Wordlessly, Areth collapsed, gasping for breath. No scream could have expressed his torment.
“Is that it?” Emperor Zul-torac demanded, speaking for the crowd of nobles that stood in attendance. “Did it work?”
Areth Sul Urstone could not speak. Through tears of affliction he peered at the gawky boy beneath the thumb-light, who now stared at his hands clenching and unclenching them as if mystified by his own lack of feeling.
“The transfer is complete,” the Knight Eternal confirmed.
Emperor Zul-torac nodded, and the guards dragged Areth away.
He gasped for breath as they did, drowning in pain, until they threw him in his cell, where he lay naked and quivering and overwhelmed.
THE SWALLOWS
The transition from infancy to adulthood is hard in people, but it is much harder for animals. Consider the minnow, which oft hatches from its egg only to swim into the gaping jaws of a bass-or the swallow, that so often leaps from its nest only a day too early, and thus falls to its death. How much better it is to be a man, even when the going is at its hardest.
Fallion and Jaz had not even laid down to rest when the Wizard Sisel came and whistled outside the chamber door.
Siyaddah opened the door, and the wizard strode into the room and addressed Fallion. “The High King requests the company of you and Jaz…in his war room.”
Without a sound, Jaz followed Sisel out the hallway.
Fallion stopped at the doorway, peered into Siyaddah’s eyes, and spoke the old farewell of his court, “Sworn to defend,” then hurried after his brother and the wizard.
“So, how do you like the nursery?” Sisel asked.
“What do you mean?” Fallion asked.
“The upper portions of the fortress are where we keep the children,” Sisel said. “They are our greatest treasure. The wyrmlings will have to fight through every man among us to reach them.”
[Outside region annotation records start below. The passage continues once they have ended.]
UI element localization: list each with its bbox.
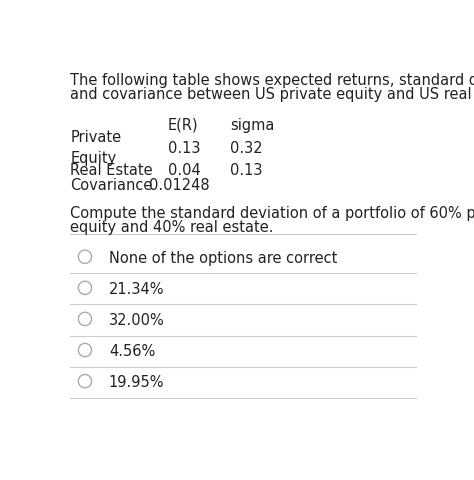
Text: sigma: sigma <box>230 118 274 132</box>
Text: None of the options are correct: None of the options are correct <box>109 251 337 265</box>
Text: 21.34%: 21.34% <box>109 282 164 297</box>
Text: and covariance between US private equity and US real estate.: and covariance between US private equity… <box>70 86 474 101</box>
Text: Private: Private <box>70 130 121 144</box>
Text: 0.13: 0.13 <box>168 141 200 156</box>
Text: Equity: Equity <box>70 151 117 166</box>
Text: 0.32: 0.32 <box>230 141 263 156</box>
Text: 32.00%: 32.00% <box>109 312 164 327</box>
Text: 0.13: 0.13 <box>230 163 263 178</box>
Text: Real Estate: Real Estate <box>70 163 153 178</box>
Text: Covariance: Covariance <box>70 177 153 192</box>
Text: 0.04: 0.04 <box>168 163 201 178</box>
Text: The following table shows expected returns, standard deviations,: The following table shows expected retur… <box>70 72 474 87</box>
Text: 19.95%: 19.95% <box>109 375 164 390</box>
Text: 0.01248: 0.01248 <box>149 177 210 192</box>
Text: 4.56%: 4.56% <box>109 344 155 359</box>
Text: Compute the standard deviation of a portfolio of 60% private: Compute the standard deviation of a port… <box>70 205 474 220</box>
Text: E(R): E(R) <box>168 118 198 132</box>
Text: equity and 40% real estate.: equity and 40% real estate. <box>70 219 274 234</box>
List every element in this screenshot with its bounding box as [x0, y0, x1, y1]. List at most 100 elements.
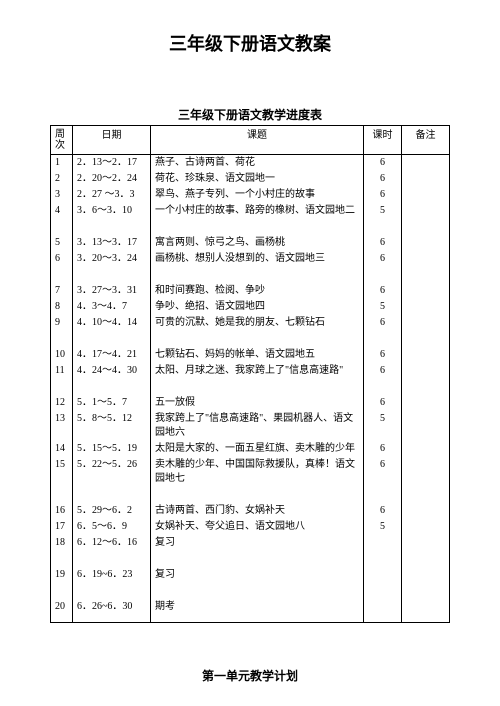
- cell-hours: 6: [364, 441, 402, 457]
- spacer-cell: [402, 487, 450, 503]
- cell-hours: 6: [364, 395, 402, 411]
- cell-notes: [402, 519, 450, 535]
- schedule-title: 三年级下册语文教学进度表: [50, 106, 450, 123]
- cell-topic: 复习: [151, 535, 364, 551]
- cell-hours: 6: [364, 347, 402, 363]
- cell-date: 4．10～4．14: [73, 315, 151, 331]
- cell-notes: [402, 235, 450, 251]
- cell-week: 4: [51, 203, 73, 219]
- cell-hours: [364, 535, 402, 551]
- cell-notes: [402, 315, 450, 331]
- cell-topic: 我家跨上了"信息高速路"、果园机器人、语文园地六: [151, 411, 364, 441]
- cell-hours: 6: [364, 235, 402, 251]
- main-title: 三年级下册语文教案: [50, 30, 450, 56]
- cell-topic: 可贵的沉默、她是我的朋友、七颗钻石: [151, 315, 364, 331]
- spacer-cell: [364, 583, 402, 599]
- cell-topic: 寓言两则、惊弓之鸟、画杨桃: [151, 235, 364, 251]
- cell-date: 4．24～4．30: [73, 363, 151, 379]
- spacer-cell: [151, 219, 364, 235]
- header-notes: 备注: [402, 126, 450, 155]
- cell-notes: [402, 457, 450, 487]
- cell-notes: [402, 299, 450, 315]
- cell-date: 4．3～4．7: [73, 299, 151, 315]
- cell-hours: 6: [364, 171, 402, 187]
- cell-week: 10: [51, 347, 73, 363]
- cell-notes: [402, 441, 450, 457]
- spacer-cell: [73, 219, 151, 235]
- cell-hours: 6: [364, 187, 402, 203]
- cell-topic: 画杨桃、想别人没想到的、语文园地三: [151, 251, 364, 267]
- header-hours: 课时: [364, 126, 402, 155]
- spacer-cell: [364, 487, 402, 503]
- cell-hours: 6: [364, 155, 402, 172]
- cell-hours: [364, 599, 402, 623]
- cell-week: 1: [51, 155, 73, 172]
- cell-date: 6．5～6．9: [73, 519, 151, 535]
- cell-hours: 6: [364, 457, 402, 487]
- spacer-cell: [151, 331, 364, 347]
- cell-week: 12: [51, 395, 73, 411]
- cell-week: 14: [51, 441, 73, 457]
- header-topic: 课题: [151, 126, 364, 155]
- table-row: 73．27～3．31和时间赛跑、检阅、争吵6: [51, 283, 450, 299]
- cell-notes: [402, 187, 450, 203]
- spacer-cell: [51, 267, 73, 283]
- table-row: 63．20～3．24画杨桃、想别人没想到的、语文园地三6: [51, 251, 450, 267]
- cell-hours: 6: [364, 363, 402, 379]
- cell-hours: 6: [364, 503, 402, 519]
- cell-date: 5．1～5．7: [73, 395, 151, 411]
- spacer-cell: [151, 267, 364, 283]
- spacer-cell: [73, 331, 151, 347]
- table-row: 125．1～5．7五一放假6: [51, 395, 450, 411]
- table-header-row: 周次 日期 课题 课时 备注: [51, 126, 450, 155]
- cell-hours: [364, 567, 402, 583]
- cell-topic: 古诗两首、西门豹、女娲补天: [151, 503, 364, 519]
- cell-week: 3: [51, 187, 73, 203]
- table-row: 145．15～5．19太阳是大家的、一面五星红旗、卖木雕的少年6: [51, 441, 450, 457]
- spacer-cell: [402, 583, 450, 599]
- cell-topic: 卖木雕的少年、中国国际救援队，真棒！语文园地七: [151, 457, 364, 487]
- cell-topic: 五一放假: [151, 395, 364, 411]
- spacer-cell: [364, 551, 402, 567]
- cell-date: 3．13～3．17: [73, 235, 151, 251]
- cell-date: 5．22～5．26: [73, 457, 151, 487]
- spacer-cell: [51, 379, 73, 395]
- cell-topic: 太阳、月球之迷、我家跨上了"信息高速路": [151, 363, 364, 379]
- cell-hours: 5: [364, 299, 402, 315]
- cell-date: 3．20～3．24: [73, 251, 151, 267]
- table-row: 104．17～4．21七颗钻石、妈妈的帐单、语文园地五6: [51, 347, 450, 363]
- table-row: 186．12～6．16复习: [51, 535, 450, 551]
- cell-notes: [402, 567, 450, 583]
- cell-date: 4．17～4．21: [73, 347, 151, 363]
- cell-week: 7: [51, 283, 73, 299]
- spacer-cell: [402, 219, 450, 235]
- spacer-cell: [51, 583, 73, 599]
- cell-topic: 七颗钻石、妈妈的帐单、语文园地五: [151, 347, 364, 363]
- cell-notes: [402, 363, 450, 379]
- cell-date: 6．19~6．23: [73, 567, 151, 583]
- cell-notes: [402, 171, 450, 187]
- header-week: 周次: [51, 126, 73, 155]
- table-row: 12．13～2．17燕子、古诗两首、荷花6: [51, 155, 450, 172]
- cell-hours: 6: [364, 251, 402, 267]
- cell-week: 11: [51, 363, 73, 379]
- cell-week: 13: [51, 411, 73, 441]
- spacer-cell: [402, 331, 450, 347]
- spacer-cell: [51, 551, 73, 567]
- spacer-cell: [151, 379, 364, 395]
- spacer-cell: [51, 219, 73, 235]
- header-date: 日期: [73, 126, 151, 155]
- cell-week: 19: [51, 567, 73, 583]
- cell-topic: 女娲补天、夸父追日、语文园地八: [151, 519, 364, 535]
- spacer-cell: [151, 583, 364, 599]
- spacer-cell: [73, 379, 151, 395]
- footer-title: 第一单元教学计划: [0, 667, 500, 684]
- cell-week: 17: [51, 519, 73, 535]
- cell-notes: [402, 411, 450, 441]
- spacer-row: [51, 583, 450, 599]
- cell-notes: [402, 155, 450, 172]
- cell-date: 5．29～6．2: [73, 503, 151, 519]
- cell-hours: 5: [364, 203, 402, 219]
- table-row: 94．10～4．14可贵的沉默、她是我的朋友、七颗钻石6: [51, 315, 450, 331]
- spacer-row: [51, 379, 450, 395]
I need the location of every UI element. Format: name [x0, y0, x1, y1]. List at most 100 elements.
Fallion had not been aware of many children in the rooms around them, but then, he had come to the citadel late at night, and most likely they were all abed.
Still, he made a mental note. Siyaddah’s apartments were on the seventh floor above the streets. The names of the occupants were painted in yellow beside the doors.
The wizard took them down four levels, into a huge map room.
There on the floor was a map of the world, painstakingly sculpted from mud and painted. It bore little resemblance to Fallion’s world.
At the center, it seemed, was Luciare. Crude lines had been scratched in the mud with a stick, superimposing the boundaries of Rofehavan and Indhopal and Inkarra, lands that Fallion knew. Red dots indicated major cities and fortresses.
Jaz peered at the map and let out a gasp, then sank to his knees with a moan.
And as Fallion stared at the map, it filled him with fear. The borders were all wrong. The lands of Toom and Haversind and many of the northern isles had not existed in King Urstone’s world. The continent of Landesfallen had not existed. What happened to them in the change? Fallion wondered. Did all of the people living in those lands suddenly find themselves falling into the sea?